Ahora que veo que, con las elecciones provocadas por la irrisoria y, a su vez, indignante salida del señor Calderón, el madridismo se encomienda a una persona que en su día fue repudiada por los mismos aficionados, hoy 3 años más viejos, que le piden que vuelva.
Se habla mucho de la posible candidatura de Florentino Pérez a la presidencia del Real Madrid, como si fuese el salvador, en la edición digital de AS publicaron una encuesta para que los internautas votasen cuál sería su candidato ideal para la presidencia y Florentino ganó por aplastante (cercano al 90 por ciento de los votos) mayoría. La cuestión que yo le planteo al socio madridista, a ese socio madridista que elegirá a su nuevo mandamás, al que aún no sabe a quién votar, piense usted, señor socio, en el pasado.
Ha pasado lo mismo siempre en la historia, el personaje repudiado, aquél al que echaron a palos tras caer desde lo más alto a los lodazales, vuelve, a petición expresa de... los mismos que le mostraban sus garras tiempo atrás. Imagínense la situación del Real Madrid de 2006 y el de 2009.
Con Florentino lo económico era increíblemente bueno. Era increíble ver como un hombre había cogido un equipo en ruina total y lo había hecho el club más rico del mundo, por delante de gigantes como el Manchester United. Con Calderón la economía ha seguido ese curso, sin ser una remontada histórica como la conseguida por el constructor madrileño, pero manteniendo los niveles (o al menos eso dice, recordemos las mentiras de Don Ramón) equilibrados en las arcas del club.
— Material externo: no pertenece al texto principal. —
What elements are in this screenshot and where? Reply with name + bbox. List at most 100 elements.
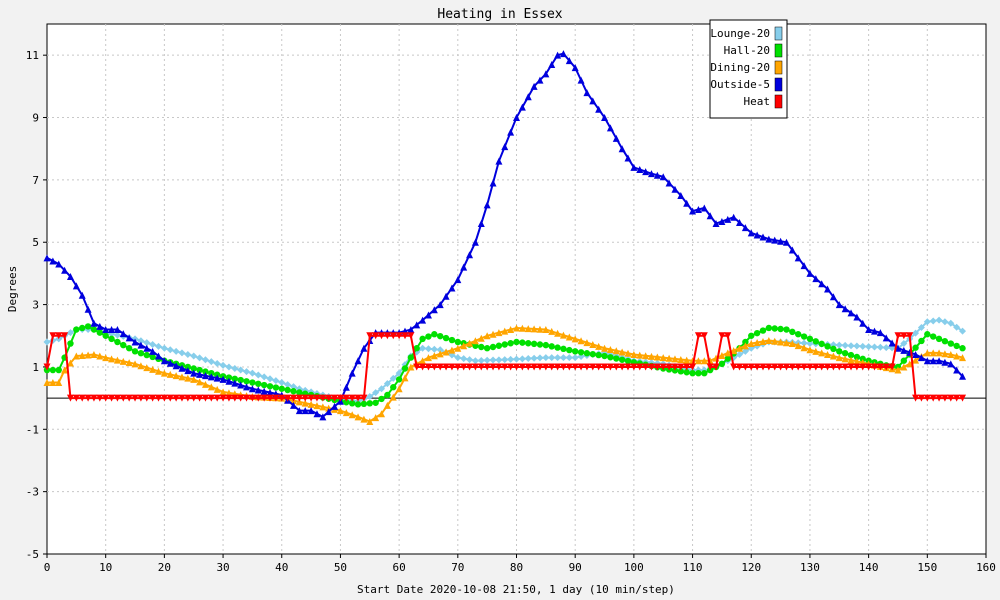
series-dining-20-point [906, 360, 914, 368]
series-heat-point [554, 363, 562, 371]
series-heat-point [430, 363, 438, 371]
series-hall-20-point [237, 376, 244, 384]
series-heat-point [55, 332, 63, 340]
series-heat-point [231, 394, 239, 402]
series-heat-point [741, 363, 749, 371]
series-hall-20-point [255, 380, 262, 387]
series-lounge-20-point [272, 377, 280, 385]
series-heat-point [513, 363, 520, 371]
series-outside-5-point [606, 124, 614, 132]
series-hall-20-point [360, 400, 368, 408]
series-lounge-20-point [853, 342, 861, 350]
series-hall-20-point [683, 369, 690, 376]
series-heat-point [923, 394, 931, 402]
series-dining-20-point [941, 350, 949, 358]
series-dining-20-point [178, 373, 186, 381]
series-heat-point [213, 394, 221, 402]
x-tick-label: 40 [275, 561, 288, 574]
series-heat-point [319, 394, 327, 402]
series-hall-20-point [618, 356, 626, 363]
series-dining-20-point [102, 354, 110, 362]
series-heat-point [953, 394, 961, 402]
series-hall-20-point [806, 335, 814, 343]
series-heat-point [853, 363, 861, 371]
series-heat-point [577, 363, 585, 371]
series-outside-5-point [788, 246, 796, 254]
series-outside-5-point [419, 316, 427, 324]
series-dining-20-point [953, 352, 961, 360]
series-heat-point [66, 394, 74, 402]
series-heat [43, 332, 967, 402]
series-dining-20-point [900, 363, 908, 371]
x-tick-label: 100 [624, 561, 644, 574]
series-heat-point [360, 394, 368, 402]
series-hall-20-point [390, 384, 397, 391]
series-hall-20-point [454, 338, 462, 346]
legend-heat-swatch [774, 94, 783, 109]
series-outside-5 [43, 50, 967, 421]
series-outside-5-point [178, 364, 186, 372]
series-dining-20-point [108, 355, 116, 363]
series-outside-5-point [542, 70, 550, 78]
series-dining-20-point [43, 379, 51, 387]
series-outside-5-point [213, 374, 221, 382]
series-dining-20-point [131, 360, 139, 368]
series-heat-point [507, 363, 515, 371]
series-outside-5-point [900, 346, 908, 354]
y-tick-label: 5 [32, 236, 39, 249]
series-outside-5-point [941, 358, 949, 366]
series-heat-point [389, 332, 397, 340]
series-outside-5-point [548, 61, 556, 69]
series-heat-point [243, 394, 251, 402]
series-outside-5-point [518, 103, 526, 111]
series-dining-20-point [507, 326, 515, 334]
series-heat-point [149, 394, 157, 402]
series-dining-20-point [912, 356, 920, 364]
series-hall-20-point [384, 391, 391, 399]
series-heat-point [90, 394, 98, 402]
series-outside-5-point [753, 231, 761, 239]
series-hall-20-point [131, 348, 139, 355]
series-heat-point [84, 394, 92, 402]
series-heat-point [794, 363, 802, 371]
series-dining-20-point [401, 374, 409, 382]
series-heat-point [460, 363, 468, 371]
series-hall-20-point [419, 335, 426, 343]
series-dining-20-point [225, 389, 233, 397]
series-lounge-20-point [284, 381, 292, 389]
series-dining-20-point [935, 349, 943, 357]
series-lounge-20-point [155, 342, 163, 350]
y-tick-label: 3 [32, 299, 39, 312]
series-outside-5-point [870, 327, 878, 335]
series-outside-5-point [149, 347, 157, 355]
series-outside-5-point [630, 163, 638, 171]
series-hall-20-point [783, 326, 790, 333]
series-dining-20-point [636, 351, 644, 359]
series-lounge-20-point [172, 347, 180, 355]
series-heat-point [184, 394, 192, 402]
series-heat-point [812, 363, 820, 371]
series-dining-20-point [360, 415, 368, 423]
series-heat-point [571, 363, 579, 371]
series-heat-point [847, 363, 855, 371]
series-outside-5-point [66, 273, 74, 281]
series-lounge-20-point [430, 345, 438, 353]
series-hall-20-point [442, 334, 450, 342]
series-lounge-20-point [477, 356, 485, 364]
series-lounge-20-point [389, 374, 397, 382]
series-hall-20-point [366, 400, 373, 407]
series-outside-5-point [436, 301, 444, 309]
series-heat-point [771, 363, 779, 371]
series-heat-point [888, 363, 896, 371]
series-dining-20-point [554, 329, 562, 337]
series-outside-5-point [524, 93, 532, 101]
series-dining-20-point [460, 342, 468, 350]
series-outside-5-point [865, 326, 873, 334]
series-lounge-20-point [289, 383, 297, 391]
series-heat-point [559, 363, 567, 371]
series-lounge-20-point [929, 317, 937, 325]
series-hall-20-point [225, 374, 233, 381]
series-dining-20-point [448, 346, 456, 354]
series-outside-5-point [835, 301, 843, 309]
series-heat-point [43, 363, 51, 371]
Pasemos a los fichajes, la llave de la ilusión del aficionado de a pie, el que lleva los colores impresos en el corazón. La era Florentino fue más que fructífera. Florentino auguraba un crack, y conseguía un crack. Pasó con Figo, Zidane, Ronaldo, Beckham, Robinho... Veamos ahora la era Calderón. Se prometió a Kaká, Robben y Cesc. Luego a Cristiano Ronaldo. Hasta se ha hablado de Agüero. De los cinco mencionados, sólo llegó Robben, por una cantidad que se presume alta (36 millones de euros, 6.000 millones de las anteriores pesetas) y estaba más que cantado su fichaje al no contar para Mourinho, quien se había cansado de un jugador tan frágil como él. Florentino sabía cómo ilusionar al público, con intervenciones correctas en el momento correcto.
En lo deportivo, hay que darle el punto a Calderón. Dos ligas y una supercopa en dos años y medio es más que dos ligas, una supercopa, una Champions y una Intercontinental en 6 años. Que aún así llegaron más títulos con "Floren", con el presidente saliente del Madrid ha habido más afluencia de entradas en las vitrinas.
Florentino debía haber sido el presidente del Madrid más allá de la fatídica noche mallorquina. Era el presidente ideal para el club: poderoso, influyente, con una gran idea económica y encima cumplidor. Su gran error fue, como dijo Arrigo Sacchi (ex-director deportivo) en una entrevista concedida a MARCA hace poco tiempo, intentar ser, además de presidente, director deportivo, entrenador, portero, delantero, utillero y aficionado. Es un error gravísimo (al más puro estilo Piterman pero mucho más suave) el cometido en su día por el capitán de la nave.
Aún así, pese a acabar de verter desechos sobre el protagonista de este artículo, si durante estos tres años fuera del sillón presidencial ha meditado sus actos y madurado en lo referente a la gestión de un club, estoy totalmente de acuerdo, es más, pido públicamente, el regreso del señor Florentino. Mientras se entregue en cuerpo y alma al cargo para el que fue elegido, el de presidente, y nada más, que vuelva.
Víctor.
Bueno, ahora empezará una temporada de nombres y posibles fichajes en el Madrid; se tendrá que ver quien gana las elecciones y como plantea las próxima temporada. La verdad es que no se con que proyecto llega Florentino, pero no creo que gane.